I am looking at more suggestions at what could be offered that would build more value.I have thought about capturing the emails and phone numbers of customers who are leaving a good review so that they can be marketed to later on down the line. Another value added service could be review monitoring across all the major review sites (hopefully I can find a white label solution and give my clients access).

Anything else that can be added to build value that is at least partly related to the primary service of reputation repair and management?

Thank you!
 
You could offer to optimize their business listings, add pictures, write or improve content etc.
 
Awesome suggestion! I was actually looking for ways I could add more value so that I could charge a higher monthly fee for services rendered. What you have suggested is more of a once off fee but it is something that I think is a valuable add on.

Thanks very much! Keep them coming! Very much appreciated :)
 
I have thought about capturing the emails and phone numbers of customers who are leaving a good review so that they can be marketed to later on down the line.

Thank you!

This is definitely something you should consider. I've been doing this for my clients since their day 1. Most of my clients now have a decent list size that we've built overtime, and we do email marketing / newsletter once in a while (additional $$ for me).
 
If you are monitoring their reviews, offer to reply to both negative and positive reviews. Have the owner pre-approve some canned responses you can post to the good reviews or the negative reviews. You can charge a flat few, or per event fee.

Business owners hate negative reviews, but its really a chance for them to shine. If they publicly address the problem, people will see that the owner cares about his/her customers and they are engaged with their customers. We all have our bad days and people know that. Its all on how you respond to the complaint.
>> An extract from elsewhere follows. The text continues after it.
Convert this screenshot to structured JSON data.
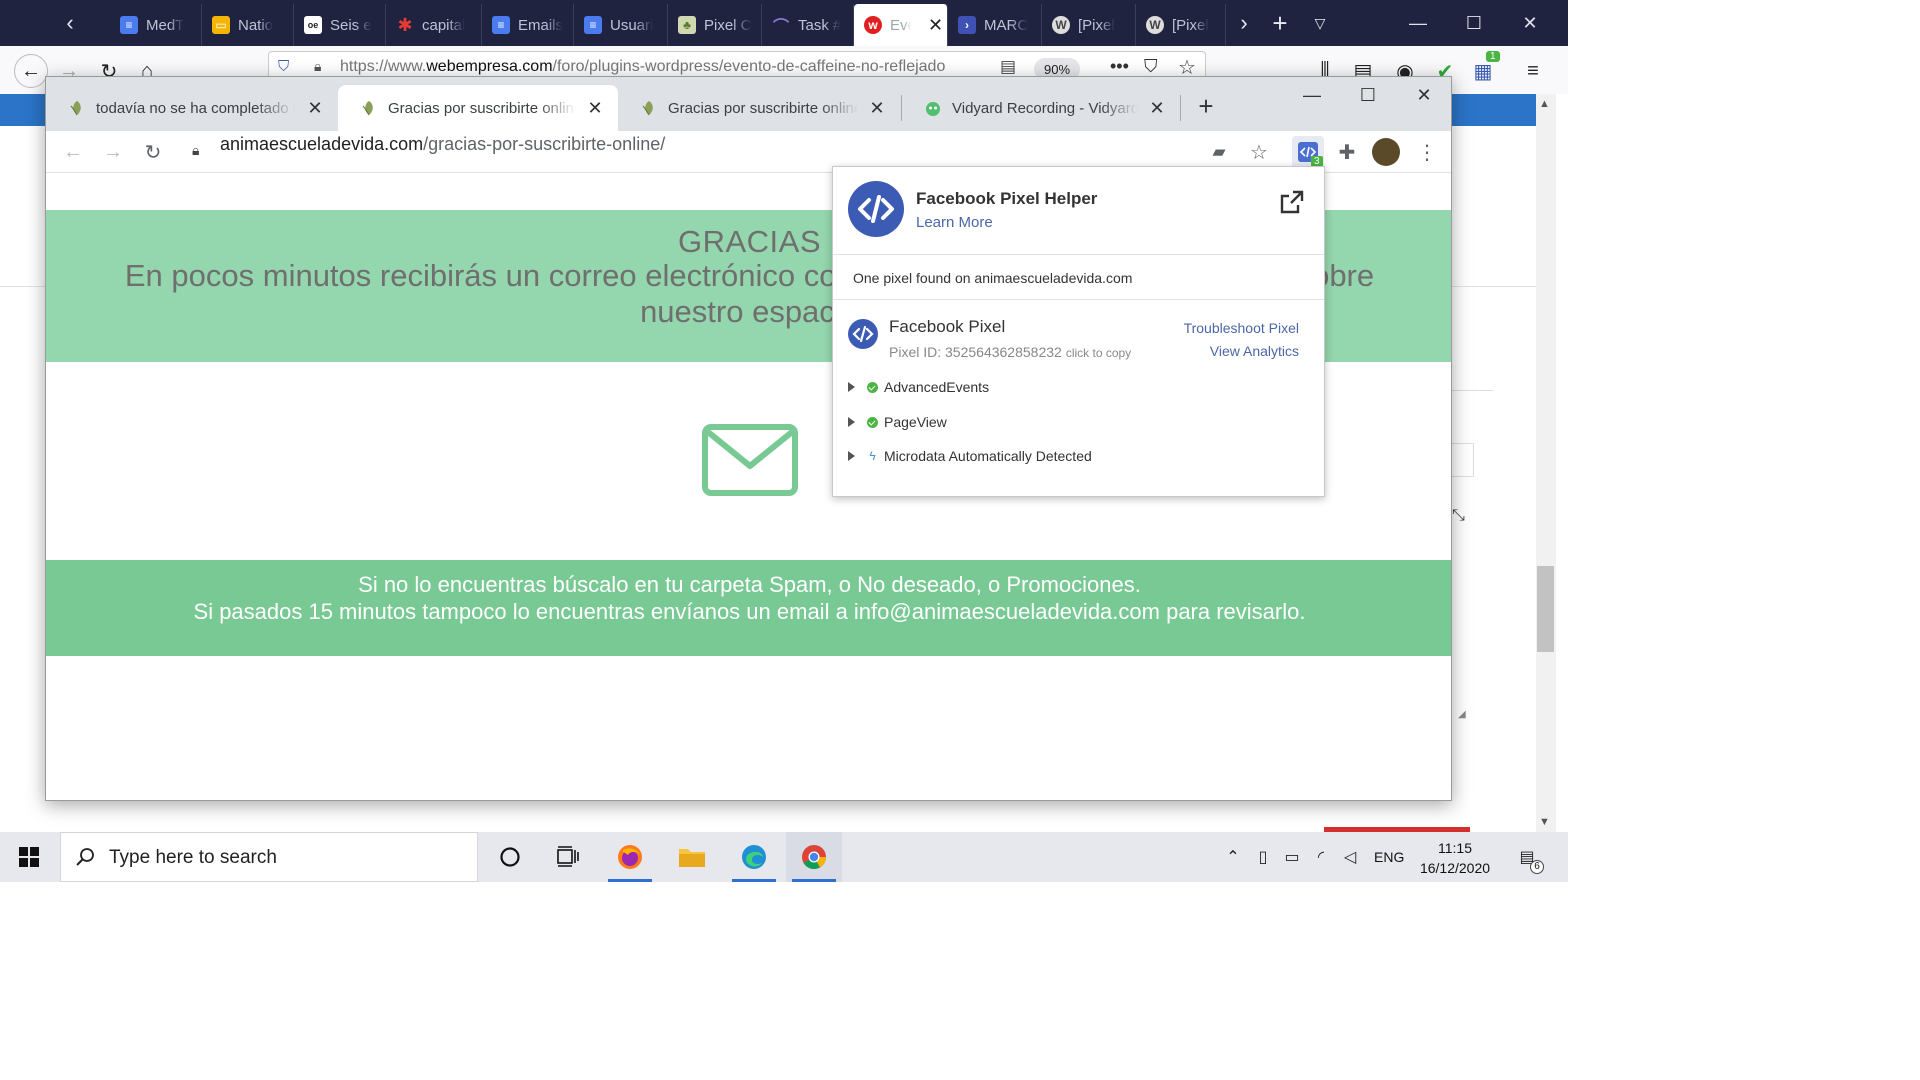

Assuming they are a brick and mortar BtoC business such as a restaurant or dry cleaners. Also, this is more social media, but its still part of managing a companies online reputation.
Set up a mobile website for them.
Monitor their address citations. Get them more citations.
Set up facebook page and post to their facebook page.
Setup a foursquare page
Setup a twitter and post to it.

Understand their customers demographics and recommend where they should be spending their resources.
 
If you are monitoring their reviews, offer to reply to both negative and positive reviews. Have the owner pre-approve some canned responses you can post to the good reviews or the negative reviews. You can charge a flat few, or per event fee.
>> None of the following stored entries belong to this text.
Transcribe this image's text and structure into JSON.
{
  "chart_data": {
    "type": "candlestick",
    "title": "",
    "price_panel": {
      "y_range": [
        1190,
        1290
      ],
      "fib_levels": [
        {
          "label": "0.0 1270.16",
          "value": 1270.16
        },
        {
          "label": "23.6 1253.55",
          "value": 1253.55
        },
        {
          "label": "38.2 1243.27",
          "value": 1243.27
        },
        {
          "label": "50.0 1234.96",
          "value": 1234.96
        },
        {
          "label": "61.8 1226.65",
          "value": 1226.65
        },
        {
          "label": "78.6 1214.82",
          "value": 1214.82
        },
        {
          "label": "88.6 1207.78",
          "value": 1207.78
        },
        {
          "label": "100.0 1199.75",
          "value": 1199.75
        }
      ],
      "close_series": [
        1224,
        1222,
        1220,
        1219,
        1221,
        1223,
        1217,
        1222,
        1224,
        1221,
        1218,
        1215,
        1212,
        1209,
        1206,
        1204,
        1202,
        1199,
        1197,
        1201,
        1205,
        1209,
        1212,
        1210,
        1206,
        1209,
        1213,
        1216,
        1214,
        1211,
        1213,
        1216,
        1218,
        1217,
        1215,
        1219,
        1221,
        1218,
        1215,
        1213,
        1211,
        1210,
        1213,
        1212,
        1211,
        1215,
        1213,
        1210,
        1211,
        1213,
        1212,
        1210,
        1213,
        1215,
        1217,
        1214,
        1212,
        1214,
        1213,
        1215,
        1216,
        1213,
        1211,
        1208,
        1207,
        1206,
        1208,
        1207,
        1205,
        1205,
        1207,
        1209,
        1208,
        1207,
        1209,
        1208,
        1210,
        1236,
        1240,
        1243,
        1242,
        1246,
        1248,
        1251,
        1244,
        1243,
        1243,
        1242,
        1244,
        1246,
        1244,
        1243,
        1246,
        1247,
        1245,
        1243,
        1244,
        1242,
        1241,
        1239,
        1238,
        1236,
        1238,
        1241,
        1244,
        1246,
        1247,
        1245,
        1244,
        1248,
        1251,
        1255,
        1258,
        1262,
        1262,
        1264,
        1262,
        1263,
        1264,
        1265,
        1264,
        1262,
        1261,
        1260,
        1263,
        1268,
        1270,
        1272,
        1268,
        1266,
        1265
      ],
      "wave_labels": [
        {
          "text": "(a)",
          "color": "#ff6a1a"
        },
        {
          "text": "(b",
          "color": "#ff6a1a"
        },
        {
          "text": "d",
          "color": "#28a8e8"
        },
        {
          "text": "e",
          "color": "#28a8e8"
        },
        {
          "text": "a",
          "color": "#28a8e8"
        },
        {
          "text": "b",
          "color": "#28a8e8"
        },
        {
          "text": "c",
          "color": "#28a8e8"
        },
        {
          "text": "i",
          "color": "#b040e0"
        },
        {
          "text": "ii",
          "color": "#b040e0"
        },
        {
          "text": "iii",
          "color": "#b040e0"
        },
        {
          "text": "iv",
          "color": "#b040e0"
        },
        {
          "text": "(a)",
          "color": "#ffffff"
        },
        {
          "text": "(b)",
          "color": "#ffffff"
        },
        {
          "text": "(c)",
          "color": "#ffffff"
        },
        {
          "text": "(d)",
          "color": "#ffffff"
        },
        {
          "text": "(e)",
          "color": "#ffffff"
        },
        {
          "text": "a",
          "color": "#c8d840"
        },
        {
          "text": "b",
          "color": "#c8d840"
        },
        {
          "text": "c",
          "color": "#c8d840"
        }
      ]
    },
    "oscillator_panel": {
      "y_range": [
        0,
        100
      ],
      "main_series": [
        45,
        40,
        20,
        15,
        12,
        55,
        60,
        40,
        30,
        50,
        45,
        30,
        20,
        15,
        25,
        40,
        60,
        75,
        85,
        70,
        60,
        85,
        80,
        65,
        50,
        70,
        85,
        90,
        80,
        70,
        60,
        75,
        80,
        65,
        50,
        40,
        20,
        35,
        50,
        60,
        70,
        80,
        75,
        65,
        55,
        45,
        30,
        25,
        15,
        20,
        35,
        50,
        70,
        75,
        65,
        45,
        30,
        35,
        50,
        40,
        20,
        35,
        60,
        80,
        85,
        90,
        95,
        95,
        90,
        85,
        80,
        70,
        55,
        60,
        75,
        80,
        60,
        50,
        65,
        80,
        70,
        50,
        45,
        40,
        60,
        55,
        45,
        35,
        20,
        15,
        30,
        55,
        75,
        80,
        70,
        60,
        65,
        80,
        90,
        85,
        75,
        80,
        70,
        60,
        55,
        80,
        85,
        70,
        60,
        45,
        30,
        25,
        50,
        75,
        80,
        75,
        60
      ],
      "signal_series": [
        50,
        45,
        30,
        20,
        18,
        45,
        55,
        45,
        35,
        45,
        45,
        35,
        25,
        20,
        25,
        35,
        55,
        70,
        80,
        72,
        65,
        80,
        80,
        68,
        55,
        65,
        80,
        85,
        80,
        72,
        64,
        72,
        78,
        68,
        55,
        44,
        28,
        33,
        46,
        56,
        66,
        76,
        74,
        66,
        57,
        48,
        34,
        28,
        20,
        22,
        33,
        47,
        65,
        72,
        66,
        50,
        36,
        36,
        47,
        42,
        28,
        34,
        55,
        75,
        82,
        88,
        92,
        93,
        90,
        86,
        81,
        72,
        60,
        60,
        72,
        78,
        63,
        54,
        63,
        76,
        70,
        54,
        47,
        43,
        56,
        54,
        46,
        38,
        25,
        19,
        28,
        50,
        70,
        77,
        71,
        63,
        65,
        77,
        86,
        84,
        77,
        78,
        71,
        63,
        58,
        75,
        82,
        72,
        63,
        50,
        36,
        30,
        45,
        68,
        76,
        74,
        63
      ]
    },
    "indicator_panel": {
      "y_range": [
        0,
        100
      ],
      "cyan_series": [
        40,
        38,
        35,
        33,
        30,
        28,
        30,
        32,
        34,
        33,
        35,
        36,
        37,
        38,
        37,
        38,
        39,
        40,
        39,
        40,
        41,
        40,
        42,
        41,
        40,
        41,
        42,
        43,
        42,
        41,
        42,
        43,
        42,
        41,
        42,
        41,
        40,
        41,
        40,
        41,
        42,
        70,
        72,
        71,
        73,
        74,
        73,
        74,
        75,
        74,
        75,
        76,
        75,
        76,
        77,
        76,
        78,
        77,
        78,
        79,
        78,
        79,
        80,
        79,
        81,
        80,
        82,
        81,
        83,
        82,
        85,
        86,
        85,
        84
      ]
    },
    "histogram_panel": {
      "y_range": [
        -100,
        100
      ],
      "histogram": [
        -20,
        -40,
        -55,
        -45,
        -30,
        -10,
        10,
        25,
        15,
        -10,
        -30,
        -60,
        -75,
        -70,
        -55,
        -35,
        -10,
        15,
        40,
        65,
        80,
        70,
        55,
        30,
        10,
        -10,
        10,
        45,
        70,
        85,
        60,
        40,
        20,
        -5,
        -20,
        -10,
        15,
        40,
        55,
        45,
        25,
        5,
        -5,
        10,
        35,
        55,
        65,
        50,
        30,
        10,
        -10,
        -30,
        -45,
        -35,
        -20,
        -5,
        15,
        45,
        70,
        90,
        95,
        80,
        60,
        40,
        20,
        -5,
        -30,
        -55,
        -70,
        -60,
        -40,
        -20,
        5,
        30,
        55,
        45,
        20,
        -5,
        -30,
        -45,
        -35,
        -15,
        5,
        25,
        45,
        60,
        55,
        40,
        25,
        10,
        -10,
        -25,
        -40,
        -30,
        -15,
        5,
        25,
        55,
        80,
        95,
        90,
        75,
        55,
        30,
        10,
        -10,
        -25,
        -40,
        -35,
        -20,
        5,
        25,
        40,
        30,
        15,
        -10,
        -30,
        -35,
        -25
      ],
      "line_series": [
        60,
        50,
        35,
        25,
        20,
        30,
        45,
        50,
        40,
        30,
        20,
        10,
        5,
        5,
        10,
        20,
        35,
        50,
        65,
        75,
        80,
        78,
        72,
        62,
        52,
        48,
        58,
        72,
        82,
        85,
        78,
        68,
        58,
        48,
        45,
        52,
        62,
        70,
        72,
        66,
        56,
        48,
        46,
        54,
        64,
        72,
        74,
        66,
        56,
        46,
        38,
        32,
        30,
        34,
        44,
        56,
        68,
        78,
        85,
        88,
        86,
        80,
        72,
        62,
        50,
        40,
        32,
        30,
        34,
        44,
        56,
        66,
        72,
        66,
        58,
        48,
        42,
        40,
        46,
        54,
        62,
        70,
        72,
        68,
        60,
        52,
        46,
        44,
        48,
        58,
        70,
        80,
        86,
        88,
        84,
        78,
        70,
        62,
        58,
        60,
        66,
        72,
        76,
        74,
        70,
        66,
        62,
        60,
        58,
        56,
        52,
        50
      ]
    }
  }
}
Business owners hate negative reviews, but its really a chance for them to shine. If they publicly address the problem, people will see that the owner cares about his/her customers and they are engaged with their customers. We all have our bad days and people know that. Its all on how you respond to the complaint.

Assuming they are a brick and mortar BtoC business such as a restaurant or dry cleaners. Also, this is more social media, but its still part of managing a companies online reputation.
Set up a mobile website for them.
Monitor their address citations. Get them more citations.
Set up facebook page and post to their facebook page.
Setup a foursquare page
Setup a twitter and post to it.

Understand their customers demographics and recommend where they should be spending their resources.
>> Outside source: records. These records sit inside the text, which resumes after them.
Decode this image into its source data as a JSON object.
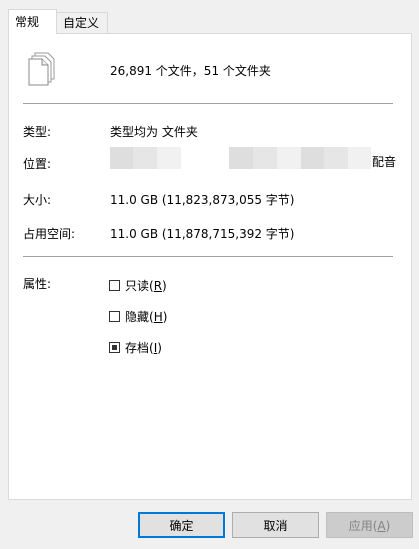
{
  "tabs": [
    {
      "label": "常规",
      "active": true
    },
    {
      "label": "自定义",
      "active": false
    }
  ],
  "summary": {
    "text": "26,891 个文件，51 个文件夹",
    "icon": "multiple-files-icon"
  },
  "properties": {
    "type_label": "类型:",
    "type_value": "类型均为 文件夹",
    "location_label": "位置:",
    "location_tail": "配音",
    "size_label": "大小:",
    "size_value": "11.0 GB (11,823,873,055 字节)",
    "size_on_disk_label": "占用空间:",
    "size_on_disk_value": "11.0 GB (11,878,715,392 字节)"
  },
  "attributes": {
    "label": "属性:",
    "items": [
      {
        "text": "只读(",
        "key": "R",
        "close": ")",
        "checked": false
      },
      {
        "text": "隐藏(",
        "key": "H",
        "close": ")",
        "checked": false
      },
      {
        "text": "存档(",
        "key": "I",
        "close": ")",
        "checked": true,
        "indeterminate": true
      }
    ]
  },
  "buttons": {
    "ok": "确定",
    "cancel": "取消",
    "apply_text": "应用(",
    "apply_key": "A",
    "apply_close": ")"
  },
  "colors": {
    "accent": "#0078d7",
    "panel": "#ffffff",
    "window": "#f0f0f0"
  }
}
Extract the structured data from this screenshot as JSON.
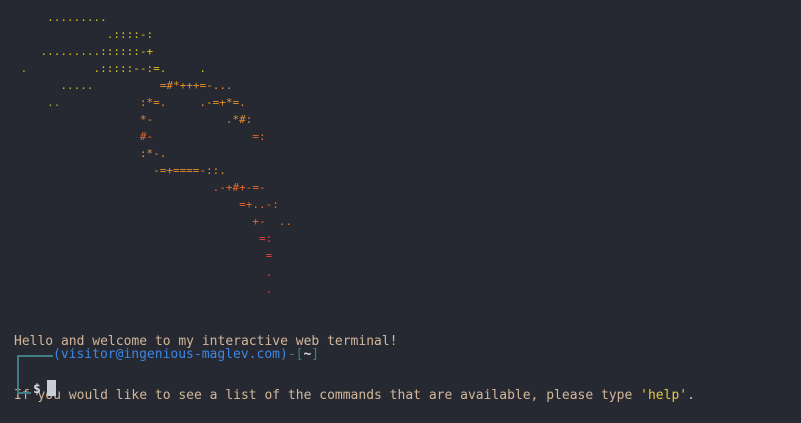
{
  "ascii_art": [
    [
      {
        "t": "     .........",
        "c": "c-y"
      }
    ],
    [
      {
        "t": "              .::::-:",
        "c": "c-y"
      }
    ],
    [
      {
        "t": "    .........::::::-+",
        "c": "c-y"
      }
    ],
    [
      {
        "t": " .",
        "c": "c-g"
      },
      {
        "t": "          .:::::--:=.     .",
        "c": "c-y"
      }
    ],
    [
      {
        "t": "       .....",
        "c": "c-yg"
      },
      {
        "t": "          =#*+++=-...",
        "c": "c-o"
      }
    ],
    [
      {
        "t": "     ..",
        "c": "c-g"
      },
      {
        "t": "            :*=.     .-=+*=.",
        "c": "c-o"
      }
    ],
    [
      {
        "t": "                   *-           .*#:",
        "c": "c-o"
      }
    ],
    [
      {
        "t": "                   #-               =:",
        "c": "c-o2"
      }
    ],
    [
      {
        "t": "                   :*-.",
        "c": "c-o"
      }
    ],
    [
      {
        "t": "                     -=+====-::.",
        "c": "c-o"
      }
    ],
    [
      {
        "t": "                              .-+#+-=-",
        "c": "c-o2"
      }
    ],
    [
      {
        "t": "                                  =+..-:",
        "c": "c-o2"
      }
    ],
    [
      {
        "t": "                                    +-  ..",
        "c": "c-o2"
      }
    ],
    [
      {
        "t": "                                     =:",
        "c": "c-r"
      }
    ],
    [
      {
        "t": "                                      =",
        "c": "c-r"
      }
    ],
    [
      {
        "t": "                                      .",
        "c": "c-r"
      }
    ],
    [
      {
        "t": "                                      .",
        "c": "c-r"
      }
    ]
  ],
  "welcome": {
    "line1": "Hello and welcome to my interactive web terminal!",
    "line2_before": "If you would like to see a list of the commands that are available, please type ",
    "line2_command": "'help'",
    "line2_after": "."
  },
  "prompt": {
    "user_host": "(visitor@ingenious-maglev.com)",
    "separator": "-[",
    "directory": "~",
    "close_bracket": "]",
    "symbol": "$",
    "input_value": ""
  },
  "colors": {
    "background": "#262931",
    "text": "#d2b79a",
    "highlight": "#e0cd47",
    "user_host": "#3d86e6",
    "frame": "#3f7c83"
  }
}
Thanks for your reply here and in my other thread.

I like your ideas and have also thought to include replying to reviews, both good and bad. Not so sure on adding content to their FB, Twitter etc as that may actually start increasing the workload a lot. I would prefer to stick to stuff that is easy to do and somewhat automated. But I will consider it and perhaps add it in as one of the top packages I offer.

For now I am probably going to give up on finding a service to track reviews. I'll use a combination of Google alerts and another software I found to do the work for the time being. Once I get some clients I'll start working on a better solution.

The important thing now is to not procrastinate by trying to get everything 'perfect'. At least, this is how I feel. Good luck!